DagsterDocs

Partitions#

Dagster provides the Partition Set abstraction for pipelines where each run deals with a subset of data.

Relevant APIs#

NameDescription
PartitionSetDefinitionThe class to define a partition set.

Overview#

Partition sets let you define a set of logical "partitions", usually time windows, along with a scheme for building pipeline run config for a partition. Having defined a partition set, you can kick off a pipeline run or set of pipeline runs by simply selecting partitions in the set.

Partitions have two main uses:

  • Partitioned Schedules: You can construct a schedule that targets a single partition for each run it launches. For example, a pipeline might run each day and process the data that arrived during the previous day.
  • Backfills: You can launch a set of pipeline runs all at once, each run targeting one of the partitions in the set. For example, after making a code change, you might want to re-run your pipeline on every date that it has run on in the past.

Defining a Partition Set#

Here's a pipeline that computes some data for a given date.

@solid(config_schema={"date": str})
def process_data_for_date(context):
    date = context.solid_config["date"]
    context.log.info(f"processing data for {date}")


@solid
def post_slack_message(context):
    context.log.info("posting slack message")


@pipeline
def my_data_pipeline():
    process_data_for_date()
    post_slack_message()

The solid process_data_for_date takes, as config, a string date. This piece of config will define which date to compute data for. For example, if we wanted to compute for May 5th, 2020, we would execute the pipeline with the following config:

solids:
  process_data_for_date:
    config:
      date: "2020-05-05"

You can define a PartitionSetDefinition that defines the full set of partitions and how to define the run config for a given partition.

def get_date_partitions():
    """Every day in the month of May, 2020"""
    return [Partition(f"2020-05-{str(day).zfill(2)}") for day in range(1, 32)]


def run_config_for_date_partition(partition):
    date = partition.value
    return {"solids": {"process_data_for_date": {"config": {"date": date}}}}


date_partition_set = PartitionSetDefinition(
    name="date_partition_set",
    pipeline_name="my_data_pipeline",
    partition_fn=get_date_partitions,
    run_config_fn_for_partition=run_config_for_date_partition,
)

Partitions in Dagit#

The Partitions Tab#

In Dagit, you can view runs by partition in the Partitions tab of a Pipeline page.

In the "Run Matrix", each column corresponds to one of the partitions in the partition set.
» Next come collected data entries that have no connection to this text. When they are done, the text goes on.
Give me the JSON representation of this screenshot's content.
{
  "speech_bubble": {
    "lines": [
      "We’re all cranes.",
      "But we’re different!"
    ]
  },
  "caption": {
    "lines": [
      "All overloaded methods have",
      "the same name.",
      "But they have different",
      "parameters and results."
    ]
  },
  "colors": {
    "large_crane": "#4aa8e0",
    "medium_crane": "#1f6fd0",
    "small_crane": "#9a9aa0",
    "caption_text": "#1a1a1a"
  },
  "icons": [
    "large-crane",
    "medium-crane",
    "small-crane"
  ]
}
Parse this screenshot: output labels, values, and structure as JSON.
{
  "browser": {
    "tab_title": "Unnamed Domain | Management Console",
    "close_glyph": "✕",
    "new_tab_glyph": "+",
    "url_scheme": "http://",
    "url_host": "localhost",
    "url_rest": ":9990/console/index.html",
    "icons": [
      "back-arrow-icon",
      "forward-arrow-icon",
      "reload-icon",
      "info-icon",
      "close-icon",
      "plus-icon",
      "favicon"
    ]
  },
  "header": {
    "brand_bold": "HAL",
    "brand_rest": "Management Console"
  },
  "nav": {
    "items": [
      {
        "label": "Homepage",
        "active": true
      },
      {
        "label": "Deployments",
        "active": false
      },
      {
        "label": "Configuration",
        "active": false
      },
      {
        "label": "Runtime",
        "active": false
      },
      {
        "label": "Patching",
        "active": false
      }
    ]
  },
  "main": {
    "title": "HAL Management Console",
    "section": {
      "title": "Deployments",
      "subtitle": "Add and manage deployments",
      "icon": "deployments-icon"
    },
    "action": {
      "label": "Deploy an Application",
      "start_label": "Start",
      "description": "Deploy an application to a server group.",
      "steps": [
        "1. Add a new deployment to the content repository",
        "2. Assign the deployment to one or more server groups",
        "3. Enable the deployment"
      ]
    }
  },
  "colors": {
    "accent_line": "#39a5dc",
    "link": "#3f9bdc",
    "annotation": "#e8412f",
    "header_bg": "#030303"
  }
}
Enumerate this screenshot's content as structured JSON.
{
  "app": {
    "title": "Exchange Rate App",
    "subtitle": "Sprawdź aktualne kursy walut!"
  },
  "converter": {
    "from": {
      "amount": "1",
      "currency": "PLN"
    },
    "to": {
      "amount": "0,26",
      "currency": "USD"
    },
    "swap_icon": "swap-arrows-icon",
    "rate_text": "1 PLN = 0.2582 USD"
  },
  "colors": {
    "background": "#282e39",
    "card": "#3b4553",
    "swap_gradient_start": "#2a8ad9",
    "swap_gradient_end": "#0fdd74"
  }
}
Each row corresponds to one of the steps in the pipeline.

You can click on individual boxes to see the history of runs for that step and partition.

Launching Partitioned Runs from the Playground#

You can view and use partitions in the Dagit playground view for a pipeline. In the top bar, you can select from the list of all available partition sets, then choose a specific partition. Within the config editor, the config for the selected partition will be populated.

In the screenshot below, we select the date_partition_set and the 2020-05-01 partition, and we can see that the correct run config for the partition has been populated in the editor.